Many people going through divorce seek help from a therapist. Since divorce is such a challenging life change, many attorneys generally recommend that their clients seek therapy to help them through it. It’s common knowledge that what you say in therapy is protected by medical privacy laws, just as your medical information is protected. However, there are some instances in which that very private information you discuss in therapy could become involved in your divorce case.
Medical Record Privacy Rules
Communications between a patient and therapist (or any other health care provider) are protected by privilege. This means all of the information and records cannot be disclosed and is private. The purpose of creating this protection is to allow patients to feel free to discuss anything they might need to, without worrying it will be shared with anyone else. Therapy is meant to be a safe place where you can share absolutely anything you need to without worrying that other people could find out about it.
The Health Insurance Portability and Accountability Act (HIPAA) is a federal law that makes all medical records, including mental health records, private.

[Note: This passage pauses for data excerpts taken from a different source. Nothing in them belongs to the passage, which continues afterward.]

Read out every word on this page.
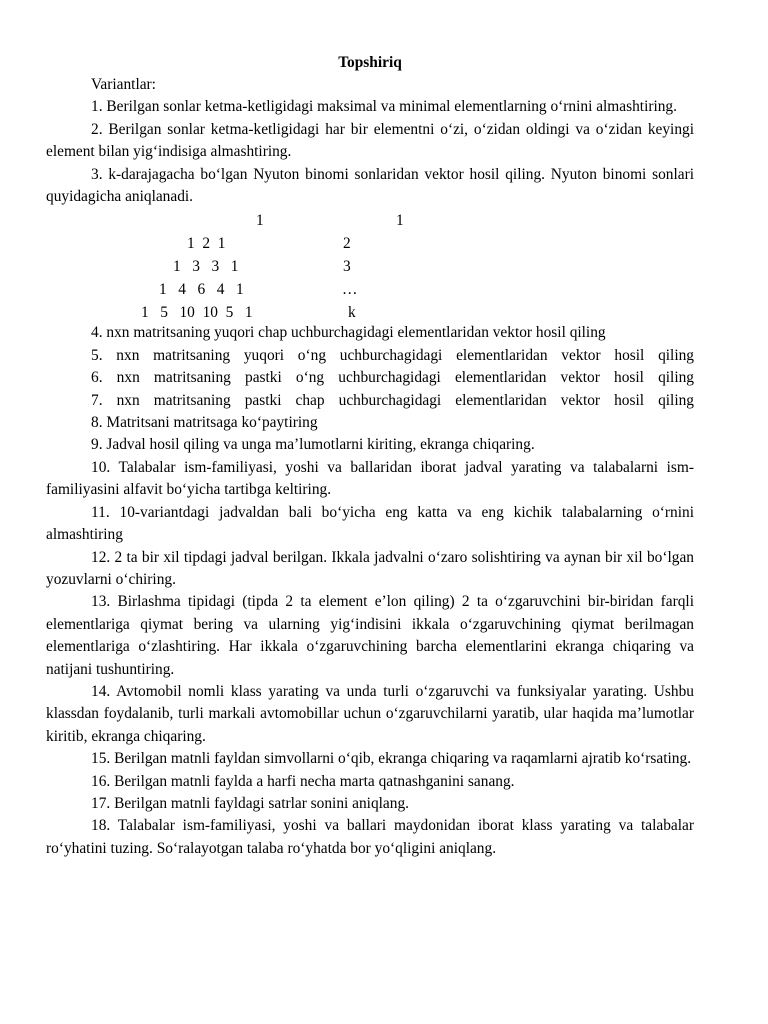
Topshiriq

Variantlar:

1. Berilgan sonlar ketma-ketligidagi maksimal va minimal elementlarning o‘rnini almashtiring.

2. Berilgan sonlar ketma-ketligidagi har bir elementni o‘zi, o‘zidan oldingi va o‘zidan keyingi element bilan yig‘indisiga almashtiring.

3. k-darajagacha bo‘lgan Nyuton binomi sonlaridan vektor hosil qiling. Nyuton binomi sonlari quyidagicha aniqlanadi.

1	1
1  2  1	2
1   3   3   1	3
1   4   6   4   1	…
1   5   10  10  5   1	k

4. nxn matritsaning yuqori chap uchburchagidagi elementlaridan vektor hosil qiling

5. nxn matritsaning yuqori o‘ng uchburchagidagi elementlaridan vektor hosil qiling

6. nxn matritsaning pastki o‘ng uchburchagidagi elementlaridan vektor hosil qiling

7. nxn matritsaning pastki chap uchburchagidagi elementlaridan vektor hosil qiling

8. Matritsani matritsaga ko‘paytiring

9. Jadval hosil qiling va unga ma’lumotlarni kiriting, ekranga chiqaring.

10. Talabalar ism-familiyasi, yoshi va ballaridan iborat jadval yarating va talabalarni ism-familiyasini alfavit bo‘yicha tartibga keltiring.

11. 10-variantdagi jadvaldan bali bo‘yicha eng katta va eng kichik talabalarning o‘rnini almashtiring

12. 2 ta bir xil tipdagi jadval berilgan. Ikkala jadvalni o‘zaro solishtiring va aynan bir xil bo‘lgan yozuvlarni o‘chiring.

13. Birlashma tipidagi (tipda 2 ta element e’lon qiling) 2 ta o‘zgaruvchini bir-biridan farqli elementlariga qiymat bering va ularning yig‘indisini ikkala o‘zgaruvchining qiymat berilmagan elementlariga o‘zlashtiring. Har ikkala o‘zgaruvchining barcha elementlarini ekranga chiqaring va natijani tushuntiring.

14. Avtomobil nomli klass yarating va unda turli o‘zgaruvchi va funksiyalar yarating. Ushbu klassdan foydalanib, turli markali avtomobillar uchun o‘zgaruvchilarni yaratib, ular haqida ma’lumotlar kiritib, ekranga chiqaring.

15. Berilgan matnli fayldan simvollarni o‘qib, ekranga chiqaring va raqamlarni ajratib ko‘rsating.

16. Berilgan matnli faylda a harfi necha marta qatnashganini sanang.

17. Berilgan matnli fayldagi satrlar sonini aniqlang.

18. Talabalar ism-familiyasi, yoshi va ballari maydonidan iborat klass yarating va talabalar ro‘yhatini tuzing. So‘ralayotgan talaba ro‘yhatda bor yo‘qligini aniqlang.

Health care providers are not permitted to disclose any medical information or discuss patients except when required to by court orders or when the patient consents to disclosure. There are some situations in divorce in which the court could order disclosure of your mental health records.
Making Your Mental Health an Issue
In general, mental health records are not disclosable in a court proceeding. However, one exception is when the patient themselves makes their mental health an issue. One way this could manifest in your divorce is if you are seeking alimony and state that you need financial support because you are dealing with a mental health condition. Once you make it an issue, the other side has the right to obtain information about your mental health.
Health is a statutory factor the court must consider when determining alimony, and so is the future earning capacity of both spouses. If you raise the issue of mental health and its impact on your earning capacity and need for alimony (or on your inability to pay for alimony), then information about your condition is relevant and the other side can obtain your mental health records.
Additionally, mental health can become an issue in property division. New York divides marital property using equitable distribution, a method that distributes property in a fair but not necessarily equal way. A person’s mental health could be used to seek a greater share of the marital assets, and in that instance, the mental health records would likely be made accessible by court order.
Mental Health and Custody
In the case of alimony and property division, your mental health only becomes an issue if you make it one, so it is within your control if you want to bring it up and make your mental health information part of the case. When it comes to child custody and visitation, your mental health can become an issue whether you want it to or not.
Child custody determinations are made based on what is in the best interest of the child. A parent’s mental health, without question, impacts what is in the best interest of the child. If one parent believes that the other parent has some mental health issues that make them unfit to have custody and/or visitation, they may want the other parent’s mental health records to be obtained via subpoena, disclosed, and included in the proceeding so that they can be evaluated as part of the best interests analysis. The parent seeking mental health care often opposes this and does not want the information disclosed.
New York considers health care information, especially mental health care information, to be sensitive and privileged. If your spouse is seeking to subpoena your mental health records as part of a custody case, your attorney will vehemently oppose this and strive to protect your privacy. However, if your spouse insists the records are relevant and can convince the judge of this, your records will likely be obtained. The judge will review them to determine what is relevant and material to the case. Only those portions that are determined to be relevant will be accessible by your spouse’s legal team, admissible in the case, and considered when the judge makes the custody determination in your case. The judge will also determine if it is necessary for your therapist to testify in court.
Mental Health Records as a Strategy
In addition to the impact on the outcome of your case itself, you should also be aware that some attorneys use the threat of obtaining mental health records as a strategy to push for settlements. If you are a public figure or in a high visibility career, the release of your private mental health care information could prove damaging to your image or brand.
While it is likely the court would not allow the information included in the case to be part of the public record of the case. Once something is released, it has a way of becoming public. Threatening to involve your personal mental health history in the case is a way to try to exert leverage. Most people would not want their therapy information shared with anyone, ever, but for someone who has an image or brand to manage, it could be professionally and financially devastating.
What This Means for You
If you see or have seen a therapist or receive or have received any mental health treatment, tell your attorney. The more your attorney knows, the more easily they can protect you and plan your case. Mental health issues are nothing to be ashamed of, and getting the treatment you need is always important. Do not refuse treatment out of fear that it could impact your case. Your mental health is the most important thing and if you need treatment, get it. It is simply a good idea to let your attorney know of any diagnoses, treatments, or mental health issues. They can then work with you to obtain the best possible outcome in your case.